Breast Radiotherapy
All patients with invasive breast cancer who have had breast-conserving surgery routinely receive post-operative whole-breast radiotherapy. The Early Breast Cancer Trialists’ Collaborative Group (EBCTCG) systematic overview confirms that such treatment yields a 75% reduction in the risk of local tumour recurrence. The overview also indicates that the prevention of four local tumour recurrences will prevent one death from breast cancer at 10 years. Whole-breast radiotherapy (WBRT) has historically been delivered over 5 weeks, treating at 2 Gray (Gy) per fraction, equating to a total dose of 50 Gy delivered to the breast. Among those women where mastectomy is more appropriate, because the tumour is multifocal, too large for breast conservation or for personal reasons, some patients will be selected for radiotherapy to reduce the risk of chest wall recurrence. Typically, radiotherapy is recommended after mastectomy for women with four or more axillary lymph glands, tumours greater than 5 cm (T3), or positive deep margins.

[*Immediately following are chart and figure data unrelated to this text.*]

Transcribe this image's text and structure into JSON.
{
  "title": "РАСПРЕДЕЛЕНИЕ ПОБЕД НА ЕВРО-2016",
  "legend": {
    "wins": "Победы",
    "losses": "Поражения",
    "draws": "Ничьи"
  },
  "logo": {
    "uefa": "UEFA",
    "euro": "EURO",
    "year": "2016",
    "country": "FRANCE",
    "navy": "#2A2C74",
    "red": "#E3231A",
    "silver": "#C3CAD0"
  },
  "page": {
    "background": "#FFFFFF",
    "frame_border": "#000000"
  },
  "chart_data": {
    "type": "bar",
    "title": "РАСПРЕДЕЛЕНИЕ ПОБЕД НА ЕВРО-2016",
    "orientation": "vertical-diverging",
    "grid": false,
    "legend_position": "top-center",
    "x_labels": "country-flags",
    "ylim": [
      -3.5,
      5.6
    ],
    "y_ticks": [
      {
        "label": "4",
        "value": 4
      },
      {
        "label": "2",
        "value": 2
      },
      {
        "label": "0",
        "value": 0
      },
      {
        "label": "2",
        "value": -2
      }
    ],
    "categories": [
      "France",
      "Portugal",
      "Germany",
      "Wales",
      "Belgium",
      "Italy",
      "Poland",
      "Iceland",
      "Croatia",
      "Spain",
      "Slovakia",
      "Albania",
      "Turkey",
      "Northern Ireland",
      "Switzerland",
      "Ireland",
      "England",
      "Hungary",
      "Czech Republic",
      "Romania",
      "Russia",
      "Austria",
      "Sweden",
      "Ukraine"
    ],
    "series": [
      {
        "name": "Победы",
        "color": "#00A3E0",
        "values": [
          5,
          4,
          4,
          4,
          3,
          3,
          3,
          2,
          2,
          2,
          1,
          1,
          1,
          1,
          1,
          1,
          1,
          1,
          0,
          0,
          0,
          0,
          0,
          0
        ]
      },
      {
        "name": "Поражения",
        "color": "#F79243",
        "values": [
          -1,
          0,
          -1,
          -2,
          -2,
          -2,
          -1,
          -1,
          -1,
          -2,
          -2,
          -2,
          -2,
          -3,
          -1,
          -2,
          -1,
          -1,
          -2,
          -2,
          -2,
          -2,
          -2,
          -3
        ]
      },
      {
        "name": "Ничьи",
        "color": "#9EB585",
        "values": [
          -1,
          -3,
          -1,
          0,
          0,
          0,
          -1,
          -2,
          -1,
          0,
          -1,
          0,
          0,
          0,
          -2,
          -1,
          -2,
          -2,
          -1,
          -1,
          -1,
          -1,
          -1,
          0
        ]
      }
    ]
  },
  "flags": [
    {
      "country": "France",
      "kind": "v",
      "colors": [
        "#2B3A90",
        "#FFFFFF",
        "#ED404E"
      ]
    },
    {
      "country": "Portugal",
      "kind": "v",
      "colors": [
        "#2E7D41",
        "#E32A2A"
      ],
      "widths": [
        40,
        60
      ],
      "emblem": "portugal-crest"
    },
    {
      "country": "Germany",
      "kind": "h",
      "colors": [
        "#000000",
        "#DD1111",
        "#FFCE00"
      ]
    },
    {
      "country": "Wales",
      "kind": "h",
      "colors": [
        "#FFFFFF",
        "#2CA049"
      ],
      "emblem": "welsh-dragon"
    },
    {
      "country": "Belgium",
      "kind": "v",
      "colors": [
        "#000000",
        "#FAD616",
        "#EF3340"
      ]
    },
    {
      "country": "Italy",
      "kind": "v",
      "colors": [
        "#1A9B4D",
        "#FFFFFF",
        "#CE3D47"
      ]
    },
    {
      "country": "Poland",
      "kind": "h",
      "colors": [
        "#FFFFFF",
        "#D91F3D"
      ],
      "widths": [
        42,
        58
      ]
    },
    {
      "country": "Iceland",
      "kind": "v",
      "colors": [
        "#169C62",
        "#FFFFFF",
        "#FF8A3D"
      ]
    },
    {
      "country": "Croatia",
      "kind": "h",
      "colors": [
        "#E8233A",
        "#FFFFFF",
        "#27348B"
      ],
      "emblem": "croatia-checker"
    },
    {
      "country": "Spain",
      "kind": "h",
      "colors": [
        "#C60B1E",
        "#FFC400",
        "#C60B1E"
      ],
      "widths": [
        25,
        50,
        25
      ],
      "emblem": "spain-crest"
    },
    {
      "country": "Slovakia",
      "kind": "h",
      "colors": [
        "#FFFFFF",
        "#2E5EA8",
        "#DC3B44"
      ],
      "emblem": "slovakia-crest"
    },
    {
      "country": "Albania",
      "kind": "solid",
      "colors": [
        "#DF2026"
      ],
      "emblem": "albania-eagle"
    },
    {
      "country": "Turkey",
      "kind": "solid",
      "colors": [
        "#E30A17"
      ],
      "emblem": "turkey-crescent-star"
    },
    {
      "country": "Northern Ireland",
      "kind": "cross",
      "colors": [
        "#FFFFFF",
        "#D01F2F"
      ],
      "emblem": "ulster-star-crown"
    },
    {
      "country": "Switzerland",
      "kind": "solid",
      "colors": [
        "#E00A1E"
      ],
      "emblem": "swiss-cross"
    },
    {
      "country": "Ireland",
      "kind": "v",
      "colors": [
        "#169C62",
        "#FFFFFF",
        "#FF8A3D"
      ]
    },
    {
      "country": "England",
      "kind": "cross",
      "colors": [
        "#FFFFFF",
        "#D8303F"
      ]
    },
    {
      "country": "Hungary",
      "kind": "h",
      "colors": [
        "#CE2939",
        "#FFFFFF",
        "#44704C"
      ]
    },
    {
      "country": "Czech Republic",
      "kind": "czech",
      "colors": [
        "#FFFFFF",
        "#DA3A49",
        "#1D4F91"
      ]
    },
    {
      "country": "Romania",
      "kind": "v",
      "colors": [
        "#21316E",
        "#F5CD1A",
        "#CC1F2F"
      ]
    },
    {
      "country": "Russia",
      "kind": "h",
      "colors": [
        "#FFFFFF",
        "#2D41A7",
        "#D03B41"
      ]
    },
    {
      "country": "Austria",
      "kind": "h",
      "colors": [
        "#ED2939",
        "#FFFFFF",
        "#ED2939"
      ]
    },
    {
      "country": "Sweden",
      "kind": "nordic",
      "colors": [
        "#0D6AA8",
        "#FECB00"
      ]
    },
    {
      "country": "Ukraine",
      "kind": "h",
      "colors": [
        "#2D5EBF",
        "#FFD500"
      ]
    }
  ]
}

Whilst the benefits of radiotherapy are recognised, with the increasing incidence of breast cancer and falling mortality, the non-breast cancer deaths are increasingly relevant to the growing population of long-term breast cancer survivors. In addition, the advances in medical imaging and radiotherapy planning techniques, and improvements in radiotherapy treatment machines, have led to a real opportunity to optimise breast dosimetry for the patient. In this review we will discuss current and future strategies for optimising breast radiotherapy treatment. These include:
Novel fractionation
Hypofractionation entails the delivery of larger doses per fraction to yield a biological effect equivalent to standard 2 Gy radiotherapy schedules. The UK Standardisation of Breast Radiotherapy Trial (START) compared conventional treatment of 50 Gy in 25 daily fractions over 5 weeks with the delivery of 15 fractions over 3 weeks. The local recurrence rates were equivalent at 5 years. Similar data has been reported in a Canadian study comparing 16 fractions with 25 daily fractions. As a consequence NICE recently advised that hypofractionation should be adopted as a standard regimen within the UK.

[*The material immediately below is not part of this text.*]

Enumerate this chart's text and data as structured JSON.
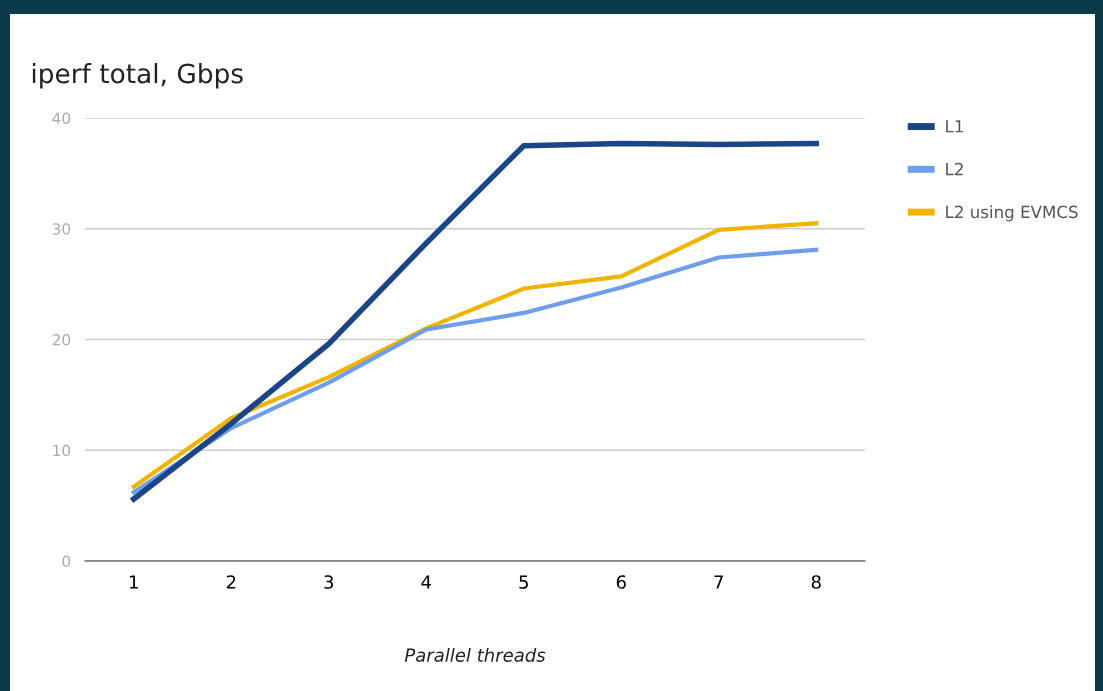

With the adoption of hypofractionation as a standard of care in the UK, there are key improvements in efficiency of treatment in terms of treatment delivery. In order to test the hypothesis that hypofractionation may offer a radiobiological advantage, the Faster Radiotherapy for Breast Cancer Patients (FAST) study compared larger doses (5.7-6 Gy) of radiotherapy given once weekly for 5 weeks with conventional 2-Gy daily treatment in early breast cancer. This showed non-inferiority with respect to local control and cosmetic outcome at 28 months median follow-up and potentially has clear gains in terms of patient convenience and radiotherapy resource utilisation. The Fast Forward trial is currently in set-up to further evaluate this compared to the current UK standard of 40 Gy in 15 daily fractions over 3 weeks.